Astin came under scrutiny by the Drug Enforcement Administration after injectable anabolic steroids and other drugs were found inside Benoit's Fayetteville, Ga., home after he and his family were found dead June 25.
However, the charges against Astin stem from the records of two other patients — identified in court records only by the initials M.J. and O.G. — showing Astin gave them painkillers and other drugs for medical purposes that prosecutors say aren't legitimate.
Astin is charged with wrongly prescribing drugs, including Percocet, Xanax and amphetamine-containing Adderall. He pleaded not guilty and was under house arrest until he could post $125,000 bond.
M.J. and O.G. received a combined 3,650 tablets from April 2004 to September 2005, court records showed.
Astin told investigators he wrongly provided undated prescriptions for drugs that Assistant U.S. Atty. John Horn wrote "have a high potential for abuse that can lead to severe psychological or physical dependence."
An investigator with the DEA reported in a sworn statement accompanying the indictment against Astin that a Fayetteville pharmacist said the Carrollton, Ga,. doctor provided Benoit with a 10-month supply of anabolic steroids every three to four weeks in the year that led up to the pro wrestling star killing his wife, son and himself late last month.

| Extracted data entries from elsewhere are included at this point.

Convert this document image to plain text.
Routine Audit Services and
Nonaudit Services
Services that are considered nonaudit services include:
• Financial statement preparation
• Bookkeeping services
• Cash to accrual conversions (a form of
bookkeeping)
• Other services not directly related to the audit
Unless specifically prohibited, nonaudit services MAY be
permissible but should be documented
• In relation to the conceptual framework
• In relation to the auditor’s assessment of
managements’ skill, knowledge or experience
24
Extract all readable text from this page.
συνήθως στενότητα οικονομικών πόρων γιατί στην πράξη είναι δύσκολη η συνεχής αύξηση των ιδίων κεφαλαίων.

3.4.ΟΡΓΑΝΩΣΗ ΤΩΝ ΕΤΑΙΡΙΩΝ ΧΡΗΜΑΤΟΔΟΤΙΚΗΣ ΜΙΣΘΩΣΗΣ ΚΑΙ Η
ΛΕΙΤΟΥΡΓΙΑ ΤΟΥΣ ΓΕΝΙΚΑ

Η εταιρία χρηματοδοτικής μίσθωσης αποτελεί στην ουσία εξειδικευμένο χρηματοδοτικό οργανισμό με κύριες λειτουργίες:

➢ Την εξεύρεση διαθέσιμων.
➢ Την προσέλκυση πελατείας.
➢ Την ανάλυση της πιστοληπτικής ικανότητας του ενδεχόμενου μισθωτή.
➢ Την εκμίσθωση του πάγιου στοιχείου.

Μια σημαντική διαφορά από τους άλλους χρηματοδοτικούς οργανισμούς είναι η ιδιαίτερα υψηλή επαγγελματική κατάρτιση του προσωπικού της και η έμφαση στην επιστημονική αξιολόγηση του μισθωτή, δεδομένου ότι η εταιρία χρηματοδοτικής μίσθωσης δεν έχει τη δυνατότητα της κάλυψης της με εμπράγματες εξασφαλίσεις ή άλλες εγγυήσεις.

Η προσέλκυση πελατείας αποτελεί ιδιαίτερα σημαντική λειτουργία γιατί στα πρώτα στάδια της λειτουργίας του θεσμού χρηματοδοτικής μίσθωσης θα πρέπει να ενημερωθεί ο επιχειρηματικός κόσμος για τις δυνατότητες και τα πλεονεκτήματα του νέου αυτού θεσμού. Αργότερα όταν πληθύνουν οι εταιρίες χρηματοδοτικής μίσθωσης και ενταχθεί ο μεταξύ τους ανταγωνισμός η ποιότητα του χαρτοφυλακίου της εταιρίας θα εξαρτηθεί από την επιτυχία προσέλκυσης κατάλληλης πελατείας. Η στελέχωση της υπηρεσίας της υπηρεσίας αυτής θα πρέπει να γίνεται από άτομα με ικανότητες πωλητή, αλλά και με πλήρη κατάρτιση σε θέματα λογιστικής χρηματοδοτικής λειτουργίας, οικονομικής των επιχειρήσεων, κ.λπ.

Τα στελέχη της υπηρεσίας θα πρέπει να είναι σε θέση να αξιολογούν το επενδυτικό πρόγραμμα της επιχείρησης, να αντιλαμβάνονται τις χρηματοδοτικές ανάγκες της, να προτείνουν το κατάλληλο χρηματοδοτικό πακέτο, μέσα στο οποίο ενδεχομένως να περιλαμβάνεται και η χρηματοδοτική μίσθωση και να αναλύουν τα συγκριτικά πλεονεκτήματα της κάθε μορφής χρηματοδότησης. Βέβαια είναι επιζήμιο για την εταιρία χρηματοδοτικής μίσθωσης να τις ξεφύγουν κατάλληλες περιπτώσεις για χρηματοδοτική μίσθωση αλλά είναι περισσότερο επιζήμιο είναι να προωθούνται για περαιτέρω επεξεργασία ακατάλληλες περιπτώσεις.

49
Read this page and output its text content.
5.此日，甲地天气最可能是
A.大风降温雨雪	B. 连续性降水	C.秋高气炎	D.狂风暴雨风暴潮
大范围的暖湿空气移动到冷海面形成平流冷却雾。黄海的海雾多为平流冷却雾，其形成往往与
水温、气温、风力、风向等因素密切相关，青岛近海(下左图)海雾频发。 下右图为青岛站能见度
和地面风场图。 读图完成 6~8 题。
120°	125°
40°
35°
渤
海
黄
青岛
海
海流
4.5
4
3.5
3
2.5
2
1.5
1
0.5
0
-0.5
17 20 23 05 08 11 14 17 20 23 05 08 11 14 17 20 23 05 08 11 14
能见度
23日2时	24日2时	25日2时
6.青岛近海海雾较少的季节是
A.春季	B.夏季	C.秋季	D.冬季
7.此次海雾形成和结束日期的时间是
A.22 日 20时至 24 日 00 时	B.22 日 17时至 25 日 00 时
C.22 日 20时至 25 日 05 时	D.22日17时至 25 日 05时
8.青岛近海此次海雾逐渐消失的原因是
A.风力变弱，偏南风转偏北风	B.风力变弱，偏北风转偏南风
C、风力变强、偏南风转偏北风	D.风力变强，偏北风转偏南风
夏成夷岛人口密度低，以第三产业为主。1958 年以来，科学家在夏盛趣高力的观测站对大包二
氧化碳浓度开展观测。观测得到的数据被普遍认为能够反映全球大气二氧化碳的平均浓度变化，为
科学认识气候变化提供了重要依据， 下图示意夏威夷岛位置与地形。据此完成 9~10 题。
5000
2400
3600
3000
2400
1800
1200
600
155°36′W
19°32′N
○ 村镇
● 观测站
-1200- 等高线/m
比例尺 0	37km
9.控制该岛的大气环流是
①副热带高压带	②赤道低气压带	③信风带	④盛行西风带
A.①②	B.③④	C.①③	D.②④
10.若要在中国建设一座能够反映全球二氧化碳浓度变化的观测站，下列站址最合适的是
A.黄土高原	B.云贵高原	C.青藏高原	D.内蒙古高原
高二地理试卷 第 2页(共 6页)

The DEA raided Astin's office after the doctor told a reporter he provided Benoit testosterone and met with the 40-year-old World Wrestling Entertainment performer hours before Benoit killed his wife, Nancy, and 7-year-old son, Daniel, by asphyxiation, and then hanged himself.
DEA investigator Anissa Jones wrote that a preliminary review of Astin's prescription writing showed he authorized "approximately 1 million dosage units of various pharmaceutical controlled substances in the last two years, [including] significant quantities of injectable testosterone cypionate, an anabolic steroid."
Jones also wrote that Benoit has been identified in a separate DEA investigation of a company, RX Weight Loss, "as an excessive purchaser of injectable steroids."